Mythos may eventually alleviate the stress on maintainers, securing code for millions of users who rely on it. In the days since its release, it's already proving essential. Jim Zemlin gave early access to Mythos members of his team, including Greg Kroah-Hartman, who maintains Linux, a computer operating system. Kroah-Hartman has previously said he noticed "the world switched" in February as AI began reporting real issues at scale.

"What Greg's telling me is,'This thing is useful in actually fixing bugs'," said Zemlin. Hence Anthropic's staggered release to the "good guys" first. "Yesterday I asked Greg if I could take [his Mythos access] away," he added. "He said:'No, please don't.'"

"In my mind, anything, any tool that can help a maintainer write and patch more secure software is goodness," said Zemlin.

Security professionals such as Stenberg may have to hope that Mythos comes good. Already,"bounty" programs that pay ethical hackers to report bugs rather than exploit them are being scrapped under the weight of AI-generated reports. In March, Google hit pause on its Open Source Software Vulnerability Reward Program. The Internet Bug Bounty program recently paused new submissions,saying "the discovery landscape is changing."

The problem is that if Mythos is as effective as early signals suggest,a wave of externally generated code issue reports could soon become a flood of internal ones.(And if it ends up in the hands of bad actors,there's big trouble ahead: The UK AI Security Institute,a public-backed body,audited Mythos' capabilities this week and found it to be much faster than human hackers.)That would put even more pressure on those humans who still retain oversight,even in the age of Mythos.

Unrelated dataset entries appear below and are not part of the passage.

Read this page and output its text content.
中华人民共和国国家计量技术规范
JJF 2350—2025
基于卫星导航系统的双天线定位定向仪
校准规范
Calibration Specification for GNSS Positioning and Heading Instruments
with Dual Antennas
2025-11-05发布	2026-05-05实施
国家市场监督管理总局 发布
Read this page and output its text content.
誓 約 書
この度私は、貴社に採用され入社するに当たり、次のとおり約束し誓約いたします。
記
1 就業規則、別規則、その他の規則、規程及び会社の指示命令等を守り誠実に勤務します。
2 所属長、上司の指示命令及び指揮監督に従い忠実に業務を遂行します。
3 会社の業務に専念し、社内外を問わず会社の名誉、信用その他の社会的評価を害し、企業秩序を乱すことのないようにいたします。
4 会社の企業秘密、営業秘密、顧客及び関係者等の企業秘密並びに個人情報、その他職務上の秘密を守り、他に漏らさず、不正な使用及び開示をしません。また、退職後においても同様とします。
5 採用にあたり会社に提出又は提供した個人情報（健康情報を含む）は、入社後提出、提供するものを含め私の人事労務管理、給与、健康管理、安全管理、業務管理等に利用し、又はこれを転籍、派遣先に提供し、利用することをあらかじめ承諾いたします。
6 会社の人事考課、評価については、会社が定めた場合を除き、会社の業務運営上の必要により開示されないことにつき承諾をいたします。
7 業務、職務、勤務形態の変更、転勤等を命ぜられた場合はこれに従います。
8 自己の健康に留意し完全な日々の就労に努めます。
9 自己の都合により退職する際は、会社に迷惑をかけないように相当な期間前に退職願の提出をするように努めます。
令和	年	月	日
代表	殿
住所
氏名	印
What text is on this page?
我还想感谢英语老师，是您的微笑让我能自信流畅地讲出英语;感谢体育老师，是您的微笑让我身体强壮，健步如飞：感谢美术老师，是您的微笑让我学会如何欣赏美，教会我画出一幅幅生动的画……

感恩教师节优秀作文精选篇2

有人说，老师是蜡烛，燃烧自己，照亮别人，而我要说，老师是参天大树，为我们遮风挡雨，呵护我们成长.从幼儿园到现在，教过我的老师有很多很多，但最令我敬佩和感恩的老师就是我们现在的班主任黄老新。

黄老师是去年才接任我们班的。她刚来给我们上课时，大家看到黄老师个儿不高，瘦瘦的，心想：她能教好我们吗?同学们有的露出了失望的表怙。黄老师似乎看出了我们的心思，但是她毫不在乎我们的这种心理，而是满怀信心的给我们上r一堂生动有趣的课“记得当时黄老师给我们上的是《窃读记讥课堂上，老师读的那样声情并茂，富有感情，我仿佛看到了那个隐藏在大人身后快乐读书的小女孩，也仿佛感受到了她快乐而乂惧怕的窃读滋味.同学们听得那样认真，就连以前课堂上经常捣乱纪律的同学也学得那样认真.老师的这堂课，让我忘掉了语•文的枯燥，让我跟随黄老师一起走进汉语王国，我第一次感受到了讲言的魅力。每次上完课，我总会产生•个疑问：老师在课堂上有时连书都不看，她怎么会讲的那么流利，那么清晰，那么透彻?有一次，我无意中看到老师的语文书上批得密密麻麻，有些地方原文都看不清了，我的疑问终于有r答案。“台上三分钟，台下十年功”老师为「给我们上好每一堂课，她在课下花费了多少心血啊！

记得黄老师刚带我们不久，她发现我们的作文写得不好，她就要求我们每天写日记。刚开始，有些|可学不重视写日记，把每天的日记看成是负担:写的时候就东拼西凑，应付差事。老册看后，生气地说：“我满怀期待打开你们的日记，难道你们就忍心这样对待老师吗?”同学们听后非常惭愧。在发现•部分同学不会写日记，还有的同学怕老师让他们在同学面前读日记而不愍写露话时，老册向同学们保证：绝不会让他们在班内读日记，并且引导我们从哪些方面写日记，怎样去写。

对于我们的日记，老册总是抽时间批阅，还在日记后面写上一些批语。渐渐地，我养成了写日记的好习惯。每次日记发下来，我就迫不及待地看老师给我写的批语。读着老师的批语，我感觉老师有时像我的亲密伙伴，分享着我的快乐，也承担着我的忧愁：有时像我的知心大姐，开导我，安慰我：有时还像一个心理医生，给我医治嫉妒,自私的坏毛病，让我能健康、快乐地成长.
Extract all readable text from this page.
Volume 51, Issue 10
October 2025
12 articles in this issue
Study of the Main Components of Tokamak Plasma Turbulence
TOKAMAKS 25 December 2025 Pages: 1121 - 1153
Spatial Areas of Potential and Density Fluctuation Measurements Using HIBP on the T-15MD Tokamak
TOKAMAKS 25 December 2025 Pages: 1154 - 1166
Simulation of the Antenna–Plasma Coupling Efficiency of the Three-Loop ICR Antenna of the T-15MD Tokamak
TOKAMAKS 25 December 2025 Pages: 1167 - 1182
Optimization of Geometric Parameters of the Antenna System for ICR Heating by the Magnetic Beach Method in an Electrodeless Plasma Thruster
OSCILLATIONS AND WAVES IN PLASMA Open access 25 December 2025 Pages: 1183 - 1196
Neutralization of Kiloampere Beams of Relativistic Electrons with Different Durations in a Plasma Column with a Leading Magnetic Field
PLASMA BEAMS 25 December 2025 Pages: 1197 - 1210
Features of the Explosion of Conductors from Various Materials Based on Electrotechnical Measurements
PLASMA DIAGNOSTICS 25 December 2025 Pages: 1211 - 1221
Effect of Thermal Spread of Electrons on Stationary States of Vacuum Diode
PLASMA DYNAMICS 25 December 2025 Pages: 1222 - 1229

On Easter Sunday alone, Stenberg says he received five security reports. He stayed up late to handle them,sending an update when he was finished to a small mailing list: "Another intense week ends."

It takes Stenberg around two hours on average to fix each problem that arrives in his inbox. Some of the complex issues identified by AI take longer.

"I fear it's not sustainable," he said."We need to stay sane and stay alive."